Reese Kirsh, Deputy Head of Sound in the 42nd Street backstage crew
Of course, many of the frequencies formerly used by West End shows for wireless mics have been rendered unusable since the post-Digital Dividend spectrum auctions in 2012, and licences to a further large slice of the RF spectrum currently used by theatre productions are due to be put up for auction next year. Was RF frequency planning for 42nd Street more of a challenge than it might have been a few years ago? Undoubtedly, explains Olly Steel.
Olly Steel, Associate Designer for 42nd Street
There was initial concern at the high RF channel count in the planning stages of this show, but in practice, the challenge has been more about having that kind of high channel count in that location, right near half a dozen major theatres who are also using wireless, and in the middle of London, which is itself a fairly RF-heavy environment. That it works is down to clever frequency coordination and planning, which was thanks to Orbital Sound.
Brixton-based Orbital Sound supplied all of the audio and communications infrastructure, including the Shure radio mics for 42nd Street, and the company's Technical Director, Bill Addison, was responsible for the frequency plan. He admits that running the requisite number of wireless channels was a stretch, but just about achievable in 2017.
Bill Addison, Technical Director at Orbital Sound
It was quite tight for an analogue radio mic system like this. If we tried to do the same project in five years from now, though, after the loss of the 700MHz band, I think we would really struggle. Digital radio mic systems, like Shure's new Axient Digital, will help with that to a certain extent, as they're more spectrum-efficient — you can pack a higher number of channels into a smaller range of frequencies.
Shure's Wireless Workbench 6 proved its worth during 42nd Street's technical rehearsals in the Spring, and specifically the real-time RF performance log captured by the new Timeline function, as Deputy Head of Sound Reese Kirsh admits.

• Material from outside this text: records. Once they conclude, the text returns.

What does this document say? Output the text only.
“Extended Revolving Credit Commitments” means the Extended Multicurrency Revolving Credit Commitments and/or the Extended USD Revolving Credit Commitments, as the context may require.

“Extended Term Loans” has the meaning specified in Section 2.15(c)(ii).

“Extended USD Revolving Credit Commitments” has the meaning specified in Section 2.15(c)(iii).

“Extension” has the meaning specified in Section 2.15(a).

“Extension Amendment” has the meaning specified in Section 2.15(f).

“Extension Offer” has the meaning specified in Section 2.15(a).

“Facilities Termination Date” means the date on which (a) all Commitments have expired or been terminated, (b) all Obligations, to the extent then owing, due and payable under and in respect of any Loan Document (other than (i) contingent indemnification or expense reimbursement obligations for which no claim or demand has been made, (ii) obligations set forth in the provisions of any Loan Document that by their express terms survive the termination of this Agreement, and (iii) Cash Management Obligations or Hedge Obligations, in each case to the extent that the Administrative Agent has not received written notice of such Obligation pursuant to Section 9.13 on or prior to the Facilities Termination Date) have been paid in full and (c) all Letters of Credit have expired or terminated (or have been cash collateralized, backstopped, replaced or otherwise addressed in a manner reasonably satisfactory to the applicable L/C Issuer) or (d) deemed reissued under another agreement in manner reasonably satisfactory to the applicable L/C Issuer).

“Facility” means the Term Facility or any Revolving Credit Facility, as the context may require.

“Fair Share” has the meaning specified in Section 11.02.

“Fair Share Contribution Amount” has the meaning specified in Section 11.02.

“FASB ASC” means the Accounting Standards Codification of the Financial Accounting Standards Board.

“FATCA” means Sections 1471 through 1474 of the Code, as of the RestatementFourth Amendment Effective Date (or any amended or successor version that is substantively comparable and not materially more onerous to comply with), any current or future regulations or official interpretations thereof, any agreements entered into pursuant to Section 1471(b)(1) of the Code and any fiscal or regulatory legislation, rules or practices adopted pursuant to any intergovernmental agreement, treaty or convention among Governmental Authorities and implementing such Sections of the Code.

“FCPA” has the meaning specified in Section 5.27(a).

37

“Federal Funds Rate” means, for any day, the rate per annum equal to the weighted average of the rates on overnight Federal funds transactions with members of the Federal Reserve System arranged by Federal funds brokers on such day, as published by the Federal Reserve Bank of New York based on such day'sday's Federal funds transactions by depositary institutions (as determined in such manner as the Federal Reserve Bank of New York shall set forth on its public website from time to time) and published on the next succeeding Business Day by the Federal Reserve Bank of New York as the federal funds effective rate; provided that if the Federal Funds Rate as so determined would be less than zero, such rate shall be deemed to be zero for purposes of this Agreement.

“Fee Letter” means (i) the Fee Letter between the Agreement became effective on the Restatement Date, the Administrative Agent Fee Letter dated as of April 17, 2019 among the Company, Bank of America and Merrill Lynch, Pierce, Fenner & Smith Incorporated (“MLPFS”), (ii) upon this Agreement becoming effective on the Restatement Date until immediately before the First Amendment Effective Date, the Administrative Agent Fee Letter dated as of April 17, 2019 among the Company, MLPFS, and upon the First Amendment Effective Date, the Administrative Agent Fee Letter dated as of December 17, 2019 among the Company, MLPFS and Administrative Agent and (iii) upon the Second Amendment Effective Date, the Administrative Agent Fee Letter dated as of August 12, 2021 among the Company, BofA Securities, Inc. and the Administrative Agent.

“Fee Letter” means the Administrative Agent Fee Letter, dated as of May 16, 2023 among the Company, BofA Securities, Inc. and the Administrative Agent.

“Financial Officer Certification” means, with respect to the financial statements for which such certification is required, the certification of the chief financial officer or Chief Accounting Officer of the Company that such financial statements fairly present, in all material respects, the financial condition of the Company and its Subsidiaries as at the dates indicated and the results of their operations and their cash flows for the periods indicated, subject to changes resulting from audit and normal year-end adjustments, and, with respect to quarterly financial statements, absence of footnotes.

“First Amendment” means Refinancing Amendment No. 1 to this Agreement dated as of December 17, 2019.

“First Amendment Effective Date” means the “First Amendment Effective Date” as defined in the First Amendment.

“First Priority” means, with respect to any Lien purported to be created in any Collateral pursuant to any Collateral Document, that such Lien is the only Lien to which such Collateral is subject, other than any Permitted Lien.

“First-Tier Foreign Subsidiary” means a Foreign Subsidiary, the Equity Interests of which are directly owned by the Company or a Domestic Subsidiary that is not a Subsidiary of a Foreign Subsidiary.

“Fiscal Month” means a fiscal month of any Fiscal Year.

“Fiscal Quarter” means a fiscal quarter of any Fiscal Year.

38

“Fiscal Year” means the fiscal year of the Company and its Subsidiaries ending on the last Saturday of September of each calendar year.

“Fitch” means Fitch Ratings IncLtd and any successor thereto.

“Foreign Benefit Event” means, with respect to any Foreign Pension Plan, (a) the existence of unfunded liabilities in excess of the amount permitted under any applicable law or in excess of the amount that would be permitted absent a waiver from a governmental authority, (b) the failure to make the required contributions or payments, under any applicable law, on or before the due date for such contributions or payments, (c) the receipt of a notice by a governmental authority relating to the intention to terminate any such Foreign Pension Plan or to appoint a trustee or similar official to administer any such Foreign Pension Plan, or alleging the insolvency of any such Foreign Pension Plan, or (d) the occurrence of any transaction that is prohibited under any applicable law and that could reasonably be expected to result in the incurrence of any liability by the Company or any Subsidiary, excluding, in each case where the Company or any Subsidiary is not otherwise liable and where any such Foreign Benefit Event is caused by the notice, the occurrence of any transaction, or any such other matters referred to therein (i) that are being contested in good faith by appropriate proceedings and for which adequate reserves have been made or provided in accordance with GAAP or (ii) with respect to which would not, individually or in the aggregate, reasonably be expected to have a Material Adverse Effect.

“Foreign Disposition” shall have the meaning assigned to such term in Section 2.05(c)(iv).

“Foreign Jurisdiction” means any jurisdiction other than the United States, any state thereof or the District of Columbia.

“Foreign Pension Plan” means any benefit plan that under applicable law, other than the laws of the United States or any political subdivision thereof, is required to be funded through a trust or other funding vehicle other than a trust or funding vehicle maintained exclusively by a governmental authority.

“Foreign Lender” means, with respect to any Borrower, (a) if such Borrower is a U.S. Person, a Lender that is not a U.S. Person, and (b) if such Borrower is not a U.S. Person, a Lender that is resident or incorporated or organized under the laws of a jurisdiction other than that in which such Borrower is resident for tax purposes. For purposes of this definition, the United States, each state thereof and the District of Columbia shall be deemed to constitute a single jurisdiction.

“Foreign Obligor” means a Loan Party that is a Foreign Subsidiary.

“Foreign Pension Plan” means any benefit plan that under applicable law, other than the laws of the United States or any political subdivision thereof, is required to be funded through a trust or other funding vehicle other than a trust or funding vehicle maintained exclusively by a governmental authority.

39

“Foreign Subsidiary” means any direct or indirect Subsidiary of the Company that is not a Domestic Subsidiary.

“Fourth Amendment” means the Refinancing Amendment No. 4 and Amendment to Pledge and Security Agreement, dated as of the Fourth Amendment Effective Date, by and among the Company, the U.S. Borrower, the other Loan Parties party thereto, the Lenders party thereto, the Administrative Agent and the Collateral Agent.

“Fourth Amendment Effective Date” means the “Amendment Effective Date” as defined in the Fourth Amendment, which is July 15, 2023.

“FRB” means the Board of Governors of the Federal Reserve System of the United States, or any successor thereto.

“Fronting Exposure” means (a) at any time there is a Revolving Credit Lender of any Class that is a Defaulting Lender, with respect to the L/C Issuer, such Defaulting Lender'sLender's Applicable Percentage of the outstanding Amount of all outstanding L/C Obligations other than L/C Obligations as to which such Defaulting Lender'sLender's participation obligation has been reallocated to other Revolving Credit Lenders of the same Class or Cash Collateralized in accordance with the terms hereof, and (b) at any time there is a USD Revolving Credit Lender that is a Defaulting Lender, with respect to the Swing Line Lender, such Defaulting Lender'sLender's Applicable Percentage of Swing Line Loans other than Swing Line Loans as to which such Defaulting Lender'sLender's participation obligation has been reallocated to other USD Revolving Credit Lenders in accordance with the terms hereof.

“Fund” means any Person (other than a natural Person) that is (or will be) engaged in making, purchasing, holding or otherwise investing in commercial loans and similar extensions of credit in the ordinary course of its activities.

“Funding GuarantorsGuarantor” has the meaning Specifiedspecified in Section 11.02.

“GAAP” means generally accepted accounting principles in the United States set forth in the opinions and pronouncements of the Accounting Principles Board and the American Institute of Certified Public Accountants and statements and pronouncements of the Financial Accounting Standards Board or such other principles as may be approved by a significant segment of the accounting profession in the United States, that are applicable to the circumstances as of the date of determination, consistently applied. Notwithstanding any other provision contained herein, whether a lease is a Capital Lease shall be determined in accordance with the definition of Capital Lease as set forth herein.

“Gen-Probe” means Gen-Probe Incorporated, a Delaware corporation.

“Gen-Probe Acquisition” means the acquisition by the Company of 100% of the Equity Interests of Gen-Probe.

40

We're using the updated version of Wireless Workbench 6, 6.12.1. The Timeline function was a godsend for monitoring RF quality over time during rehearsal... when we were checking how the radio mics were working, we could look back and see the data around signal interference issues, and see exactly what wasn't going according to plan instead of educated guesswork after the event. It's been a real game-changer, that. We also use Workbench for real-time monitoring of the systems, to keep us informed of battery levels and so on.
Reese Kirsh, Deputy Head of Sound
During extensive technical rehearsals throughout February and March, the large-scale wireless system was strenuously tested and deemed fit for use. Since the show opened in early April, the Shure UHF-R system has performed flawlessly. "We've had no problems," says Gareth Owen confidently, and Bill Addison strikes a similarly nonchalant note to conclude.
Bill Addison, Technical Director of Orbital Sound
Once I'd done the frequency planning, and sorted the licensing with Ofcom, it just seemed much like any other radio system for the West End. 42nd Street uses twice as many staff as you would have for a 40-channel system, twice as many spares, twice as many aerials... everything is literally doubled up, so other than the fact that we needed a lot more frequencies, I didn't really see it as a huge deal.